Naples cpo 5553152

Marvels of the 18th Century in Naples
Domenico Sarro (1679-1744)

Achille in Sciro, Sinfonia dall’Opera (1737)
Filippo Colle (18th century)
Violin Concerto in C major
Federigo Fiorillo (1755-1823)
Violin Concerto No. 2 in B flat major
Gennaro Manna (1715-1779)
Sinfonia in E flat major
Fabrizio Falasca (violin)
La Real Cappella di Napoli/Ivano Caiazza
rec. 2016, Teatro San Carlo, Naples
cpo 555315-2 [73]

cpo sets a high bar with the title of this recording; novelties might have been a better term, as only the Sarro has been recorded before. The eighteenth century in Naples was a golden age for the arts, especially in opera, with some of the better-known (now) names being Cimarosa, Paisiello, Pergolesi, and for the first quarter, Alessandro Scarlatti. Despite that, cpo have opted to demonstrate the “marvels” with four composers who have very low profiles now. One – Fiorillo – was not born in Naples, his connection is through his father; the booklet notes try hard, if not very convincingly, to link him with the city.
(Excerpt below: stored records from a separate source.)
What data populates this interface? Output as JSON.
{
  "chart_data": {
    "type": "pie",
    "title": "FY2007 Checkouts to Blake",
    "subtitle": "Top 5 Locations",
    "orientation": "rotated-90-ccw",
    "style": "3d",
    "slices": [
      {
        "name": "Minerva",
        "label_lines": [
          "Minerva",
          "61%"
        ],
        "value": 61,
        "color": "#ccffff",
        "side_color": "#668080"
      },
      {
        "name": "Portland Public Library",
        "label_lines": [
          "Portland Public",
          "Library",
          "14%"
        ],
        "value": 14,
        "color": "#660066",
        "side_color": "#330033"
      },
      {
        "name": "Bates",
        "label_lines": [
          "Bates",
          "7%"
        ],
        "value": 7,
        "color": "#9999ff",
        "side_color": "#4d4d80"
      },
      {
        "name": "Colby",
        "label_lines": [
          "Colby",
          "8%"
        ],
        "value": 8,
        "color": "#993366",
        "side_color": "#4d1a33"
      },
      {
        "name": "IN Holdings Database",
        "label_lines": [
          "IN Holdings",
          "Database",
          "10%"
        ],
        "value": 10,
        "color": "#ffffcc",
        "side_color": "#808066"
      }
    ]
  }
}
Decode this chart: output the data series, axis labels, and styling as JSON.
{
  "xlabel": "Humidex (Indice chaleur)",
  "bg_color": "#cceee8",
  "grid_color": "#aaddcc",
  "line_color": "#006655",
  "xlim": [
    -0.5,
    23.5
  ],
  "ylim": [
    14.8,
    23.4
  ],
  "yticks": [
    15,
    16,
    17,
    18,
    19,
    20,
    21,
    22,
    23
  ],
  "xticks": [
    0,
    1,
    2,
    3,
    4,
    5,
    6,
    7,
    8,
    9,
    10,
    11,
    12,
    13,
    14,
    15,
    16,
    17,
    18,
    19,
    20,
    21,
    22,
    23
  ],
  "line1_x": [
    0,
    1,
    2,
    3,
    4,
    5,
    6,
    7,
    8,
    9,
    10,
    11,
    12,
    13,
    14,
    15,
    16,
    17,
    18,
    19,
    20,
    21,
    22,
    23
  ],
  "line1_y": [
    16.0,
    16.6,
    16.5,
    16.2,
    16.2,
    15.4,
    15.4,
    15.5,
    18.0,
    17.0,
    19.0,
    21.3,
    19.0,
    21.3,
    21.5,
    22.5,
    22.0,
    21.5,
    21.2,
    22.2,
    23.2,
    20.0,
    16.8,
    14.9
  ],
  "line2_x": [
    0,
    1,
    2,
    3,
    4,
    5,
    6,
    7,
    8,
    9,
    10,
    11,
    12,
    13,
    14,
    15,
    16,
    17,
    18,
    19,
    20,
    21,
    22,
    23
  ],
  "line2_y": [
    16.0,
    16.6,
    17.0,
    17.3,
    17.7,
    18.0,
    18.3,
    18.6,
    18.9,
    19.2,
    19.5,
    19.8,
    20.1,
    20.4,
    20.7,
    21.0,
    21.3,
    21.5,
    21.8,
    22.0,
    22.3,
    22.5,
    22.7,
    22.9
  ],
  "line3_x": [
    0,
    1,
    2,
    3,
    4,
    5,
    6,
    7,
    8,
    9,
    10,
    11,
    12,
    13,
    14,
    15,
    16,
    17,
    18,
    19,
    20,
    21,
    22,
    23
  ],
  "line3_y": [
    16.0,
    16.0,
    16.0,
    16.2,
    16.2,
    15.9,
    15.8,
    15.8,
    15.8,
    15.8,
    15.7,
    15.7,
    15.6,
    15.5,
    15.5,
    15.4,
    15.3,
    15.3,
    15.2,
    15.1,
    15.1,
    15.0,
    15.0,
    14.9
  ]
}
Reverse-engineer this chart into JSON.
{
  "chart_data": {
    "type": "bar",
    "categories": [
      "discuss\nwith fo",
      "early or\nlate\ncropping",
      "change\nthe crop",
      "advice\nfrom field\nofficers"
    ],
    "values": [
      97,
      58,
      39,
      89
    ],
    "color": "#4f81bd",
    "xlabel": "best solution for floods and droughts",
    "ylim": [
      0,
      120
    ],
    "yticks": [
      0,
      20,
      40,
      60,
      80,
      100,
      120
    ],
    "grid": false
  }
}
Domenico Sarro’s opera Achille in Sciro was performed at the opening of the Teatro di San Carlo, an opera house still renowned today. His Sinfonia, an overture by any other name, sets the tone for the disc in that it is pleasant, but not inspired, and fails to clear the bar labelled “marvel”. It is not alone in that regard.

Little is known about Filippo Colle, save that he lived in the 18th century, and worked in Naples. His violin concerto is at its best in the slow movement, which is possibly the best music on the disc. The first movement is too long at almost eleven minutes, and the writing in the finale is rather uninspired.

Federigo Fiorillo was born in Germany, as his father, a Naples native, was the opera director in Braunschweig. According to the booklet, Federigo is apparently known by violinists for his Caprices (though Presto only lists one recording of them). In this second concerto, he is trying very hard to be Mozart, and, as you will have no trouble believing, not succeeding (I am assuming that this work was written after Mozart’s violin concertos, all done by 1775). The first movement goes on and on – over fifteen minutes – and I’d long since stopped paying attention by the time it finished. The slow movement is better (and shorter), but much of the Rondo finale is spent with writing for the violin that is perhaps better to play than to hear. On the Wikipedia page listing the composers associated with the 18th century Neapolitan School, Fiorillo’s name is absent (his father’s is there);

Gennaro Manna would seem to have spent his entire life in Naples. While his Sinfonia has no date, it has elements of both Baroque and Classical/Galant eras. Three of the four movements are marked Vivace, which seems rather unbalanced, and the third, which is described in the notes as a Minuet, is played here closer to Andante, which at least provides contrast. As with most of the music on the disc, it is pleasant, but little more.

Performances by both soloist and orchestra are good, though there were times where I felt that a little more energy and verve would have helped the music. The sound is clear, but not especially detailed. The booklet notes are typical of the label; quite comprehensive, but prone to overstatement (starting with the title) and strange, unidiomatic English. I find the latter hard to understand: surely the label can find a translator able to produce a better English sentence than “The Sinfonia in E flat major finely illustrates the compositional traits of this musical author”. Rather surprisingly, the notes in German have a different author to those in English (which are a translation from Italian, as written by the recording’s conductor).

This is an enterprising release from an always-enterprising label, but I do wonder whether those responsible for scheduling releases at cpo may have not been entirely convinced, given it has sat on their “shelves” for almost seven years (admittedly this is not uncommon with cpo). Certainly there are some good moments, but are there any marvels? Quite definitely not.